Он ответил шепотом и раздраженно, может, даже нарочито:
"Что ты все выспрашиваешь. При смешении с известным газом".
"Что это за газ такой?"
Он произнес все еще шепотом, но впервые за время нашего разговора с проблеском иронии:
"Футуриум. Ну, хватит, ступай".
Я встал с табурета и сказал: "Ладно. Сегодня твой врач сделал для меня исключение. Следующий день посещения в пятницу. Я приду тебя навестить".
Он махнул рукой или указал на дверь, жест был, во всяком случае, весьма вялый, но я не понял его, подумав, что он протягивает мне на прощание руку, - хотя мы пятьдесят лет не практиковали этот жест. Я взял его за руку. Она была пугающе бессильной, странно холодной. И какой-то очень чужой. Так что я сообразил, он не собирался пожимать мне на прощание руку, а просто...
Прежде чем сесть на автобус у ворот парка, я зашел в главное здание к доктору Рохтла и спросил, пользуясь привилегией давнего семейного знакомства, что он может сказать об Улло.
Этот парень с рыжими кучерявыми волосами и конопатым приплюснутым носом, несмотря на свою невзрачную внешность, был одним из самых тонких специалистов в своей суровой области:
"Улло Паэранд?.. Довольно интересный случай. Эта его история с отравлением ацетиленом, если он вам ее рассказывал, конечно, на девяносто пять процентов фантазия".
"Ах, значит, только на девяносто пять?.."

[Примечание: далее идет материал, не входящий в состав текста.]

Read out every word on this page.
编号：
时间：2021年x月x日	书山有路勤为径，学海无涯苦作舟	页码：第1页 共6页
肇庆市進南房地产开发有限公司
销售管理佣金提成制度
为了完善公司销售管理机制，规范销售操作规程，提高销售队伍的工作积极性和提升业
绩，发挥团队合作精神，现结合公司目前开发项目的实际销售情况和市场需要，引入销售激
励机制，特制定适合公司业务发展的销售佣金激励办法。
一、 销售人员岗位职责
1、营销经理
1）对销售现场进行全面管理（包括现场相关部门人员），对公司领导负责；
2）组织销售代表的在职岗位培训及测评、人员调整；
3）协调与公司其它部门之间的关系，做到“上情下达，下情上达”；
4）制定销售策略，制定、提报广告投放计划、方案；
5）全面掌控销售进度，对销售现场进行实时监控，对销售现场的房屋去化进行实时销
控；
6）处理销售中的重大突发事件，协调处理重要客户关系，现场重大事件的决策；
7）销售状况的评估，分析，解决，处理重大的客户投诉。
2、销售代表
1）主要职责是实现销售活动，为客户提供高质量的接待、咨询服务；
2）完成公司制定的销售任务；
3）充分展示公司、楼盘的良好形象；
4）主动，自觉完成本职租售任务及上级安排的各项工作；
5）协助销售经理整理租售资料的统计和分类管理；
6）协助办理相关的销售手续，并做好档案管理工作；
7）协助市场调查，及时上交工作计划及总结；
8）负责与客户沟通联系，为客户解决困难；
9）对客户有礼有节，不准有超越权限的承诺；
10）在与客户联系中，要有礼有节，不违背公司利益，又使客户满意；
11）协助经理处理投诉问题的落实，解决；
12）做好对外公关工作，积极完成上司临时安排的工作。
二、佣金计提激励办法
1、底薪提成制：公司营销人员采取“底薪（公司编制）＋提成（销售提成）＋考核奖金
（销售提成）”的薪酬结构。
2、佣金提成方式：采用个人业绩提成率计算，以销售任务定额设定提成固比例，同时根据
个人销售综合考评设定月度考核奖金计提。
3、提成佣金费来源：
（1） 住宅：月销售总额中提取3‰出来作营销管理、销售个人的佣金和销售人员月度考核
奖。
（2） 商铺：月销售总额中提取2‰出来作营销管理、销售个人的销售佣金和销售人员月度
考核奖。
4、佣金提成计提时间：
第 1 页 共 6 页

"Ну, - протянул доктор Рохтла, - скажем, на девяносто девять..."
Я спросил: "Все-таки не на все сто?!"
Он отозвался: "Знаете - в медицине границы представлений редко бывают абсолютны..."
Я сказал: "Ну, что касается жизни и смерти..."
Он парировал: "И здесь они тоже - редко бывают так очевидны, как нам кажется. И проходят не там, где мы их определяем, кстати... Впрочем, оставим это. История с ацетиленом, по всей вероятности, фантазия. Но у него есть и другие придумки".
"Например?"
"Например? Белая стена в палате, там, у изножия кровати, - она, по его мнению, время от времени превращается в экран. За его затылком имеется проектор, который проецирует на экран картинки".